At my costume shop we do both… Since my main background is in drafting / engineering I tend to draft patterns, where as my one employee doesn’t really draft and drapes everything. I now have a way I can enter his patterns in Seamly2D and grade & print them later for different sizes. Just a note… something else I do - rather than drafting using a system (like what Sealmly2D does) or draping, I will draft patterns from slopers or basic blocks (usually women’s wear) by manipulating darts, moving seam lines, or slashing, etc.

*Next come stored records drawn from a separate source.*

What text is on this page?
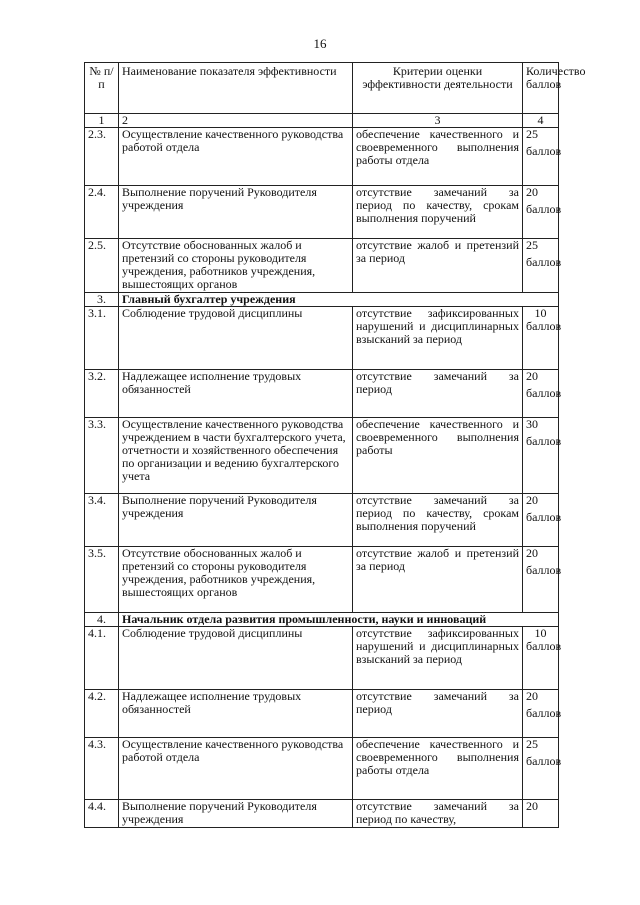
16
№ п/п	Наименование показателя эффективности	Критерии оценки эффективности деятельности	Количество баллов
1	2	3	4
2.3.	Осуществление качественного руководства работой отдела	обеспечение качественного и своевременного выполнения работы отдела	25
баллов

2.4.	Выполнение поручений Руководителя учреждения	отсутствие замечаний за период по качеству, срокам выполнения поручений	20
баллов

2.5.	Отсутствие обоснованных жалоб и претензий со стороны руководителя учреждения, работников учреждения, вышестоящих органов	отсутствие жалоб и претензий за период	25
баллов

3.	Главный бухгалтер учреждения		
3.1.	Соблюдение трудовой дисциплины	отсутствие зафиксированных нарушений и дисциплинарных взысканий за период	10
баллов

3.2.	Надлежащее исполнение трудовых обязанностей	отсутствие замечаний за период	20
баллов

3.3.	Осуществление качественного руководства учреждением в части бухгалтерского учета, отчетности и хозяйственного обеспечения по организации и ведению бухгалтерского учета	обеспечение качественного и своевременного выполнения работы	30
баллов

3.4.	Выполнение поручений Руководителя учреждения	отсутствие замечаний за период по качеству, срокам выполнения поручений	20
баллов

3.5.	Отсутствие обоснованных жалоб и претензий со стороны руководителя учреждения, работников учреждения, вышестоящих органов	отсутствие жалоб и претензий за период	20
баллов

4.	Начальник отдела развития промышленности, науки и инноваций		
4.1.	Соблюдение трудовой дисциплины	отсутствие зафиксированных нарушений и дисциплинарных взысканий за период	10
баллов

4.2.	Надлежащее исполнение трудовых обязанностей	отсутствие замечаний за период	20
баллов

4.3.	Осуществление качественного руководства работой отдела	обеспечение качественного и своевременного выполнения работы отдела	25
баллов

4.4.	Выполнение поручений Руководителя учреждения	отсутствие замечаний за период по качеству,	20
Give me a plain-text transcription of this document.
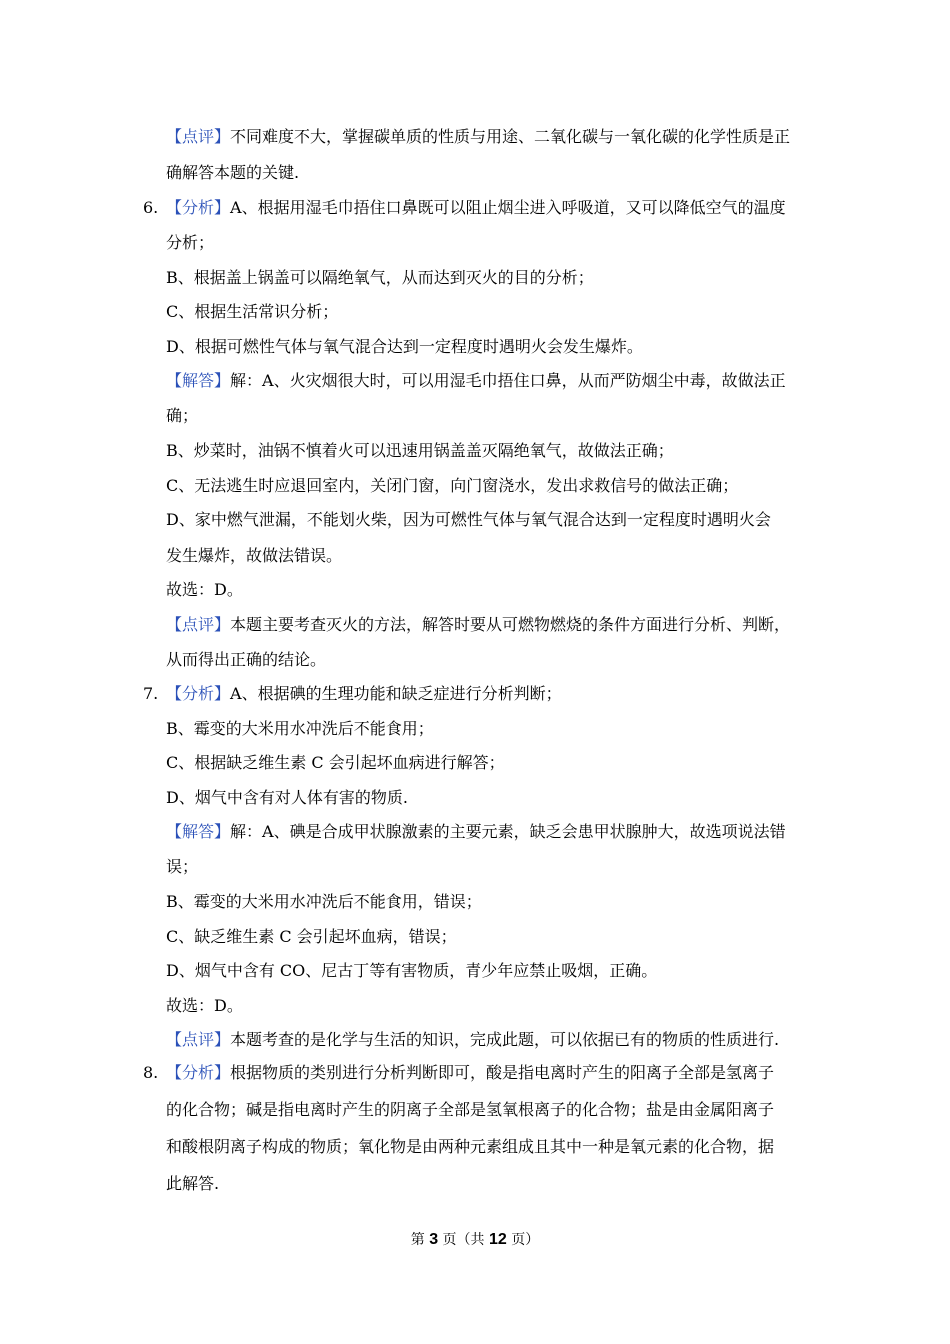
【点评】不同难度不大，掌握碳单质的性质与用途、二氧化碳与一氧化碳的化学性质是正
确解答本题的关键.
6. 【分析】A、根据用湿毛巾捂住口鼻既可以阻止烟尘进入呼吸道，又可以降低空气的温度
分析；
B、根据盖上锅盖可以隔绝氧气，从而达到灭火的目的分析；
C、根据生活常识分析；
D、根据可燃性气体与氧气混合达到一定程度时遇明火会发生爆炸。
【解答】解：A、火灾烟很大时，可以用湿毛巾捂住口鼻，从而严防烟尘中毒，故做法正
确；
B、炒菜时，油锅不慎着火可以迅速用锅盖盖灭隔绝氧气，故做法正确；
C、无法逃生时应退回室内，关闭门窗，向门窗浇水，发出求救信号的做法正确；
D、家中燃气泄漏，不能划火柴，因为可燃性气体与氧气混合达到一定程度时遇明火会
发生爆炸，故做法错误。
故选：D。
【点评】本题主要考查灭火的方法，解答时要从可燃物燃烧的条件方面进行分析、判断，
从而得出正确的结论。
7. 【分析】A、根据碘的生理功能和缺乏症进行分析判断；
B、霉变的大米用水冲洗后不能食用；
C、根据缺乏维生素 C 会引起坏血病进行解答；
D、烟气中含有对人体有害的物质.
【解答】解：A、碘是合成甲状腺激素的主要元素，缺乏会患甲状腺肿大，故选项说法错
误；
B、霉变的大米用水冲洗后不能食用，错误；
C、缺乏维生素 C 会引起坏血病，错误；
D、烟气中含有 CO、尼古丁等有害物质，青少年应禁止吸烟，正确。
故选：D。
【点评】本题考查的是化学与生活的知识，完成此题，可以依据已有的物质的性质进行.
8. 【分析】根据物质的类别进行分析判断即可，酸是指电离时产生的阳离子全部是氢离子
的化合物；碱是指电离时产生的阴离子全部是氢氧根离子的化合物；盐是由金属阳离子
和酸根阴离子构成的物质；氧化物是由两种元素组成且其中一种是氧元素的化合物，据
此解答.
第 3 页（共 12 页）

Oh… I should also point out another reason why one would want to trace or digitize a pattern (into Seamly2D.) Since a good portion of my business is dealing with period clothing, it’s not uncommon that I will take a pattern off an existing (vintage) garment - either by taking the garment apart (usually if it’s beyond repair) or not. When I first worked in the costume dept at the University of Buffalo as part of degree in technical theatre… I had to take the pattern off a vintage Victorian bustle dress without harming it and then reproduce the dress for a production of La Ronde. In this case the vintage dress was chosen because it was the same size needed… thing is - back then there were no PC’s or software to make patterns with so I would have had to grade the pattern manually. LOL


#10

You mean the ones that you pay money for?


#11

That was Douglas, not me :slight_smile: But I assume yes, he means probably the ones you have to pay for.


#12

Yes… those ones you pay exhorbinately for. That’s one reason Valentina / Really is not normal… it won’t cost you an arm and leg. :slight_smile:


#13

I use lots of old sheets in duplicating or creating a pattern from an existing piece. No matter how well.i think I created a pattern by drafting, draping, or a combination method involving lots of guessing I find sewing a fitting garment from old sheets is the only way I can be satisfied with fit and not waste a lot of beautiful expensive fabric. This was especially true when inventing a pattern for a custom wedding dress for my niece who lived 500 miles away


#14

We do mockups all the time at my shop… years ago we bought out a drapery business and have tons of cheap fabric we use… it’s cheaper than buying muslin.